In AET Inc Ltd v Arcadia Petroleum Ltd [2009] EWHC 2337 (Comm) – the English Court was required to consider whether laytime continued to run after NOR had been given but before free pratique had been granted.

The tanker "Eagle Valencia" arrived at Escravos but was unable to berth because it was already occupied. The vessel gave N.O.R at 1148 hours on 15 January 2007 and the owner's view was that laytime commenced 6 hours later in accordance with clause 13(3) and 14 of Shellvoy 5. Unfortunately the port health authority only granted free pratique the next day. Charterers accepted the NOR was valid when it was given but claimed that it was "invalidated" when the vessel failed to secure free pratique within six hours of being given. This was because of the wording of a supplementary Shell clause - S.A.C 22- headed the "clearance clause" which seemed to say that time would not run if the owners failed to obtain free pratique within 6 hours of giving NOR. They had failed to obtain free pratique from the authorities with six hours of giving NOR and the charterers alleged time should therefore not count until berthing on the 19 January. The charterers arguments would have stopped laytime running for two days.

The owners claimed that the delay in obtaining free pratique was for a matter wholly out of their control. In the event charterers were right it would produce an unreasonable result. That result could be avoided by using three general principles for construing contracts:-.

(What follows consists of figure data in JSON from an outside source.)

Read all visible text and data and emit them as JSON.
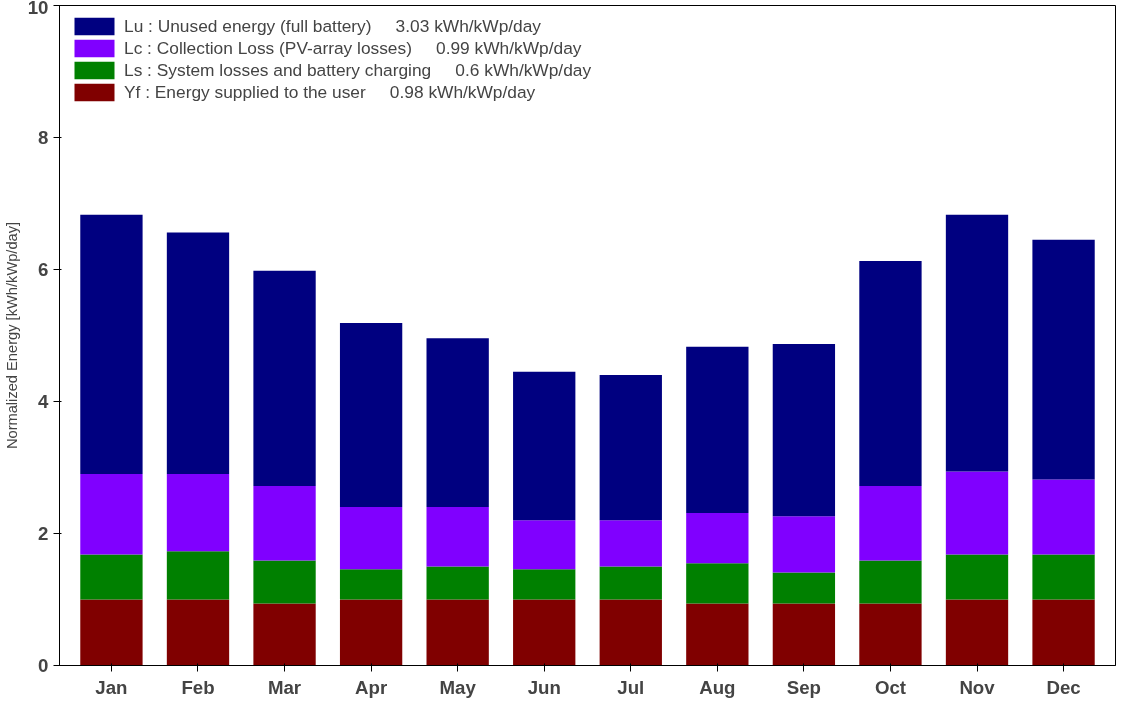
{
  "chart_data": {
    "type": "bar",
    "stacked": true,
    "ylabel": "Normalized Energy [kWh/kWp/day]",
    "categories": [
      "Jan",
      "Feb",
      "Mar",
      "Apr",
      "May",
      "Jun",
      "Jul",
      "Aug",
      "Sep",
      "Oct",
      "Nov",
      "Dec"
    ],
    "series": [
      {
        "name": "Yf : Energy supplied to the user     0.98 kWh/kWp/day",
        "color": "#800000",
        "values": [
          1.0,
          1.0,
          0.94,
          1.0,
          1.0,
          1.0,
          1.0,
          0.94,
          0.94,
          0.94,
          1.0,
          1.0
        ]
      },
      {
        "name": "Ls : System losses and battery charging     0.6 kWh/kWp/day",
        "color": "#008000",
        "values": [
          0.68,
          0.73,
          0.65,
          0.46,
          0.5,
          0.46,
          0.5,
          0.61,
          0.47,
          0.65,
          0.68,
          0.68
        ]
      },
      {
        "name": "Lc : Collection Loss (PV-array losses)     0.99 kWh/kWp/day",
        "color": "#8000ff",
        "values": [
          1.22,
          1.17,
          1.13,
          0.94,
          0.9,
          0.74,
          0.7,
          0.76,
          0.85,
          1.13,
          1.26,
          1.14
        ]
      },
      {
        "name": "Lu : Unused energy (full battery)     3.03 kWh/kWp/day",
        "color": "#000080",
        "values": [
          3.93,
          3.66,
          3.26,
          2.79,
          2.56,
          2.25,
          2.2,
          2.52,
          2.61,
          3.41,
          3.89,
          3.63
        ]
      }
    ],
    "ylim": [
      0,
      10
    ],
    "yticks": [
      0,
      2,
      4,
      6,
      8,
      10
    ],
    "grid": false,
    "legend": "top left"
  }
}
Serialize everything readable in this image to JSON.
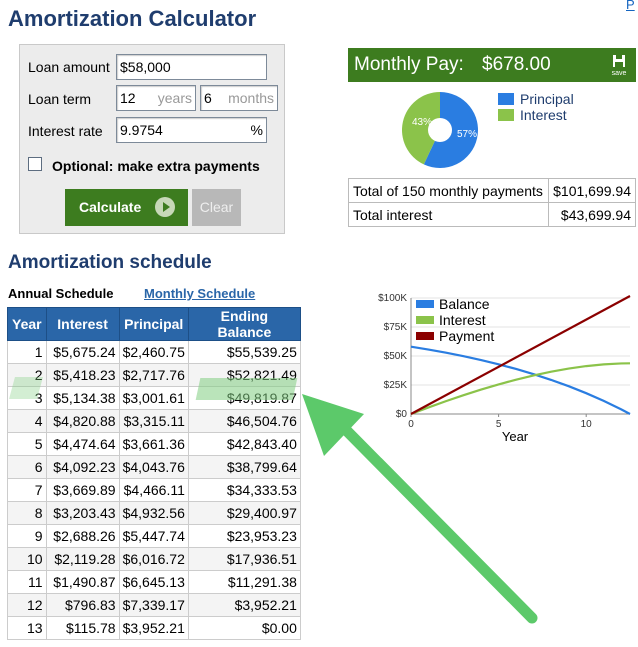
{
  "page": {
    "title": "Amortization Calculator",
    "corner_link": "P",
    "schedule_heading": "Amortization schedule"
  },
  "form": {
    "loan_amount_label": "Loan amount",
    "loan_amount_value": "$58,000",
    "loan_term_label": "Loan term",
    "term_years_value": "12",
    "term_years_unit": "years",
    "term_months_value": "6",
    "term_months_unit": "months",
    "interest_rate_label": "Interest rate",
    "interest_rate_value": "9.9754",
    "interest_rate_unit": "%",
    "extra_payments_label": "Optional: make extra payments",
    "extra_payments_checked": false,
    "calculate_label": "Calculate",
    "clear_label": "Clear"
  },
  "results": {
    "monthly_pay_label": "Monthly Pay:",
    "monthly_pay_value": "$678.00",
    "save_label": "save",
    "pie": {
      "principal_pct_label": "57%",
      "interest_pct_label": "43%",
      "principal_pct": 57,
      "interest_pct": 43,
      "principal_color": "#2a7de1",
      "interest_color": "#8bc34a"
    },
    "legend": [
      {
        "label": "Principal",
        "color": "#2a7de1"
      },
      {
        "label": "Interest",
        "color": "#8bc34a"
      }
    ],
    "totals": [
      {
        "label": "Total of 150 monthly payments",
        "value": "$101,699.94"
      },
      {
        "label": "Total interest",
        "value": "$43,699.94"
      }
    ]
  },
  "schedule": {
    "tabs": {
      "annual": "Annual Schedule",
      "monthly": "Monthly Schedule"
    },
    "columns": [
      "Year",
      "Interest",
      "Principal",
      "Ending Balance"
    ],
    "rows": [
      [
        "1",
        "$5,675.24",
        "$2,460.75",
        "$55,539.25"
      ],
      [
        "2",
        "$5,418.23",
        "$2,717.76",
        "$52,821.49"
      ],
      [
        "3",
        "$5,134.38",
        "$3,001.61",
        "$49,819.87"
      ],
      [
        "4",
        "$4,820.88",
        "$3,315.11",
        "$46,504.76"
      ],
      [
        "5",
        "$4,474.64",
        "$3,661.36",
        "$42,843.40"
      ],
      [
        "6",
        "$4,092.23",
        "$4,043.76",
        "$38,799.64"
      ],
      [
        "7",
        "$3,669.89",
        "$4,466.11",
        "$34,333.53"
      ],
      [
        "8",
        "$3,203.43",
        "$4,932.56",
        "$29,400.97"
      ],
      [
        "9",
        "$2,688.26",
        "$5,447.74",
        "$23,953.23"
      ],
      [
        "10",
        "$2,119.28",
        "$6,016.72",
        "$17,936.51"
      ],
      [
        "11",
        "$1,490.87",
        "$6,645.13",
        "$11,291.38"
      ],
      [
        "12",
        "$796.83",
        "$7,339.17",
        "$3,952.21"
      ],
      [
        "13",
        "$115.78",
        "$3,952.21",
        "$0.00"
      ]
    ]
  },
  "chart_data": {
    "type": "line",
    "xlabel": "Year",
    "x_ticks": [
      "0",
      "5",
      "10"
    ],
    "y_ticks": [
      "$0",
      "$25K",
      "$50K",
      "$75K",
      "$100K"
    ],
    "xlim": [
      0,
      12.5
    ],
    "ylim": [
      0,
      100000
    ],
    "legend_position": "top-left",
    "series": [
      {
        "name": "Balance",
        "color": "#2a7de1",
        "x": [
          0,
          1,
          2,
          3,
          4,
          5,
          6,
          7,
          8,
          9,
          10,
          11,
          12,
          12.5
        ],
        "y": [
          58000,
          55539.25,
          52821.49,
          49819.87,
          46504.76,
          42843.4,
          38799.64,
          34333.53,
          29400.97,
          23953.23,
          17936.51,
          11291.38,
          3952.21,
          0
        ]
      },
      {
        "name": "Interest",
        "color": "#8bc34a",
        "x": [
          0,
          1,
          2,
          3,
          4,
          5,
          6,
          7,
          8,
          9,
          10,
          11,
          12,
          12.5
        ],
        "y": [
          0,
          5675.24,
          11093.47,
          16227.85,
          21048.73,
          25523.37,
          29615.6,
          33285.49,
          36488.92,
          39177.18,
          41296.46,
          42787.33,
          43584.16,
          43699.94
        ]
      },
      {
        "name": "Payment",
        "color": "#8b0000",
        "x": [
          0,
          12.5
        ],
        "y": [
          0,
          101699.94
        ]
      }
    ]
  },
  "annotation": {
    "arrow_color": "#4cc45a",
    "highlight_row": "3"
  }
}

1.Those general principles were that the vessel in an ideal world would have entered the berth immediately on arrival and that time should run 6 hours after the vessel was lying in an area where she was ordered to wait; the usual waiting place.

2. That a written NOR had been tendered.

3.That the specified berth was accessible - and if not accessible what was to happen.

The Court was required to address the underlying conflict in the wording of the Shellvoy form and SAC 22 – "where the parties had not used language with precision". The Court took the view that charterer's view of precise words in SAC 22 were misplaced and that the dispute should be decided against the background of more general principles. The Court decided that there was no "immediate" requirement on the owners to obtain free pratique in the six hours following N.O.R. The obligation on the owner was to obtain free pratique before entering the berth and since this had been done the original N.O.R. was valid and time continued to run.

The Judge concluded that "this demonstrated that SAC 22 was a very badly drafted clause. It was very difficult and perhaps not possible to interpret it in a way which achieved absolute coherence. Rather one should be looking to give the clause a fair and reasonable commercial construction, so far as language permitted". He concluded that owners succeeded in their interpretation of the clause and the general principles that should be applied.

The number of clauses dealing with laytime and demurrage in charterparties continues to grow. The wording of clauses have become more convoluted and are sometime difficult to construe when there are a number of them. This decision perhaps demonstrates the unwillingness of the courts to spend vast amounts of time trying to unpick/construe very precise clauses attempting to deal with very particular instances where time should not count.